2021q1 Homework1 (lab0)

contributed by < YOYOPIG >

tags: `linux2021`

Environment

Linux Kubuntu 20.04 LTS

TODO

Update queue.h
Implement queue.c
Optimize sorting algorithm
透過 Massif 視覺化 “simulation” 過程中的記憶體使用量
Address sanitizer bug fix
coroutine
解釋 select 系統呼叫在本程式的使用方式
說明 antirez/linenoise 的運作原理，注意到 termios 的運用
研讀論文 Dude, is my code constant time?

環境安裝

$ sudo apt install build-essential git clang-format cppcheck aspell colordiff valgrind

Could not connect to tw.archive.ubuntu.com:80 (2001:e10:2000:240:e643:4bff:fee8:a63c). - connect (111: Connection refused) Could not connect to tw.archive.ubuntu.com:80 (140.110.240.80). - connect (111: Connection refused)

之前也曾遇過一次，但是忘記怎麼解決的了。這次重新爬文，發現是因為最近 Ubuntu 在台灣的 server 不太穩定，可以嘗試更換 mirror 即可。

Queue implementation

仔細研究要求，我們需要用單向的 linked list 實作一個 queue。同時，要可以支援

插入至頭、尾
取出頭
查詢 queue 的大小
Reverse
排序

queue.h

目前 queue 結構只包含了一個指向 head 的 pointer。雖然只靠這個 pointer 就足以處理上面的需求，但在插入尾部、查詢大小等操作時，都需要 traverse 過一次，需要 O(n) 的時間。為了達到 constant time，我們可以加入一個指向最後一個 node 的 pointer，以及一個紀錄大小的變數。

typedef struct {
    list_ele_t *head; /* Linked list of elements */
    list_ele_t *tail;
    int size;
} queue_t;

queue.c

New a queue

queue_t *q_new()
{
    queue_t *q = malloc(sizeof(queue_t));
    if (!q)
        return NULL;
    q->head = NULL;
    q->tail = NULL;
    q->size = 0;
    return q;
}

Delete a queue

這裡要注意，和一些用 class 包住 data structure 的語言不同，如果我們只 free 掉 queue，並不會把整個 queue 裡的所有資源釋出。仔細看我們定義的 queue，其實只是由兩個 pointer 及一個 int 組成，並不包含 new 的過程中 malloc 出來的 node。因此，對 queue 使用 free 只會 free 掉紀錄頭尾的兩個 pointer 及記錄大小的 size，同時也無法再存取中間的 nodes，造成 memory leak。
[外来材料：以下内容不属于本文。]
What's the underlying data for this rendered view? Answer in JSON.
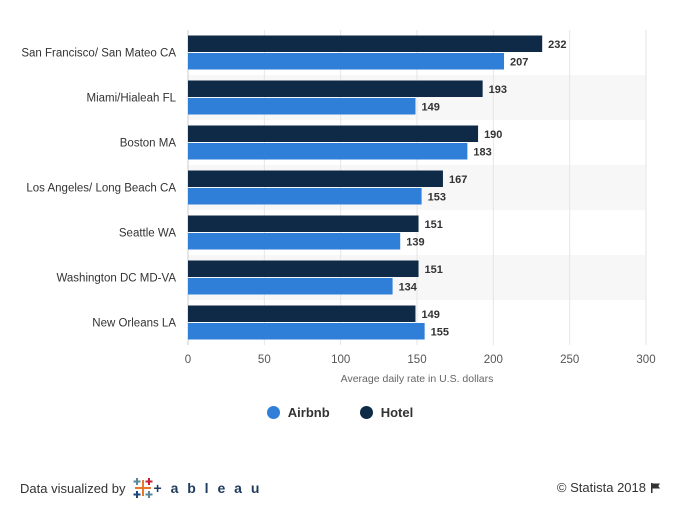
{
  "chart_data": {
    "type": "bar",
    "orientation": "horizontal",
    "categories": [
      "San Francisco/ San Mateo CA",
      "Miami/Hialeah FL",
      "Boston MA",
      "Los Angeles/ Long Beach CA",
      "Seattle WA",
      "Washington DC MD-VA",
      "New Orleans LA"
    ],
    "series": [
      {
        "name": "Hotel",
        "values": [
          232,
          193,
          190,
          167,
          151,
          151,
          149
        ],
        "color": "#0e2a47"
      },
      {
        "name": "Airbnb",
        "values": [
          207,
          149,
          183,
          153,
          139,
          134,
          155
        ],
        "color": "#2f7ed8"
      }
    ],
    "xlabel": "Average daily rate in U.S. dollars",
    "xlim": [
      0,
      300
    ],
    "xticks": [
      0,
      50,
      100,
      150,
      200,
      250,
      300
    ],
    "grid": true,
    "legend_position": "bottom"
  },
  "legend": {
    "items": [
      {
        "label": "Airbnb",
        "color": "#2f7ed8"
      },
      {
        "label": "Hotel",
        "color": "#0e2a47"
      }
    ]
  },
  "footer": {
    "visualized_by": "Data visualized by",
    "tableau_word": "+ a b l e a u",
    "credit": "© Statista 2018"
  }
}
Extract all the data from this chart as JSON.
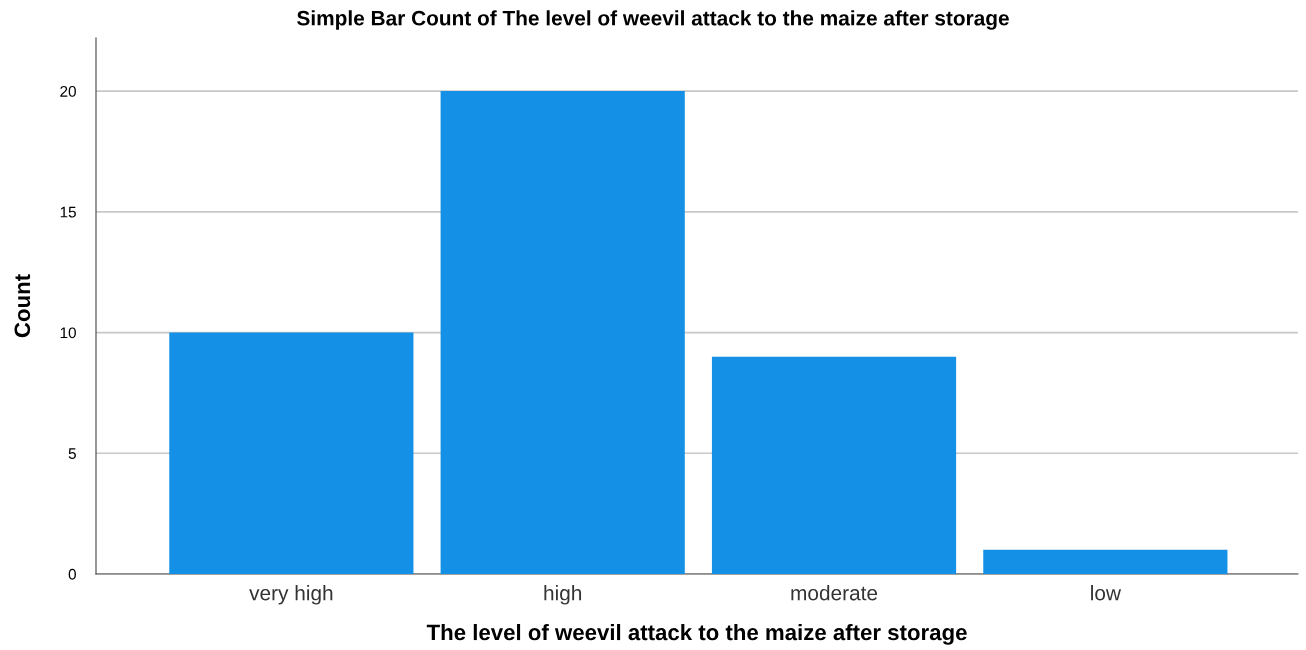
{
  "chart_data": {
    "type": "bar",
    "title": "Simple Bar Count of The level of weevil attack to the maize after storage",
    "xlabel": "The level of weevil attack to the maize after storage",
    "ylabel": "Count",
    "categories": [
      "very high",
      "high",
      "moderate",
      "low"
    ],
    "values": [
      10,
      20,
      9,
      1
    ],
    "color": "#1491e6",
    "ylim": [
      0,
      22.2
    ],
    "yticks": [
      0,
      5,
      10,
      15,
      20
    ],
    "grid": "y"
  }
}
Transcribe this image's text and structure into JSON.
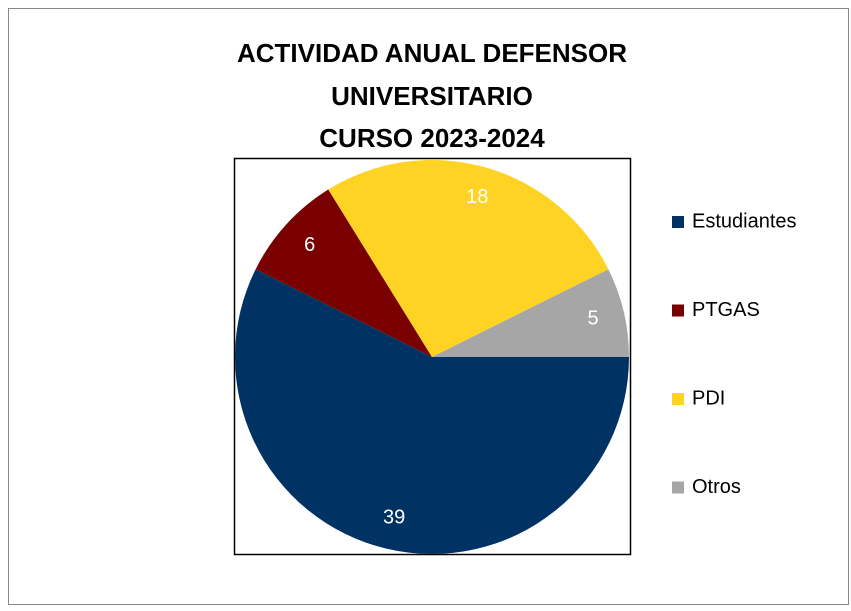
{
  "chart_data": {
    "type": "pie",
    "title": [
      "ACTIVIDAD ANUAL DEFENSOR",
      "UNIVERSITARIO",
      "CURSO 2023-2024"
    ],
    "categories": [
      "Estudiantes",
      "PTGAS",
      "PDI",
      "Otros"
    ],
    "values": [
      39,
      6,
      18,
      5
    ],
    "colors": [
      "#003263",
      "#7a0000",
      "#ffd324",
      "#a6a6a6"
    ],
    "legend": "right"
  }
}
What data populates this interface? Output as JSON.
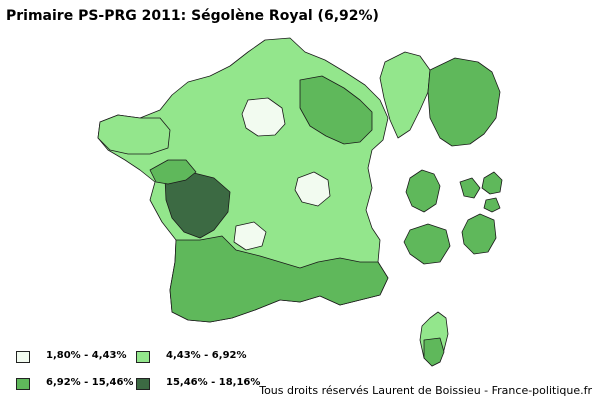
{
  "title": "Primaire PS-PRG 2011: Ségolène Royal (6,92%)",
  "colors": {
    "class1": "#f2fbf0",
    "class2": "#93e68c",
    "class3": "#5fb85b",
    "class4": "#3c6a43",
    "border": "#1a1a1a"
  },
  "legend": [
    {
      "label": "1,80% - 4,43%",
      "color_key": "class1"
    },
    {
      "label": "4,43% - 6,92%",
      "color_key": "class2"
    },
    {
      "label": "6,92% - 15,46%",
      "color_key": "class3"
    },
    {
      "label": "15,46% - 18,16%",
      "color_key": "class4"
    }
  ],
  "credit": "Tous droits réservés Laurent de Boissieu - France-politique.fr"
}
這裡最適合的作法是先一個一個的 free 掉中間的 node，最後再 free 掉我們的 queue。

void q_free(queue_t *q)
{
    if (!q)
        return;
    /* Freeing the list elements and the strings */
    list_ele_t *cur = q->head;
    list_ele_t *next = NULL;
    while (cur) {
        next = cur->next;
        free(cur->value);
        free(cur);
        cur = next;
    }
    /* Free queue structure */
    free(q);
}

Insert data

插入資料基本上就是 malloc 出一個 list element，然後插入頭/尾。由於我們都有指標指向 queue 原本的頭尾了，因此 insertion 的時間複雜度都是 O(n)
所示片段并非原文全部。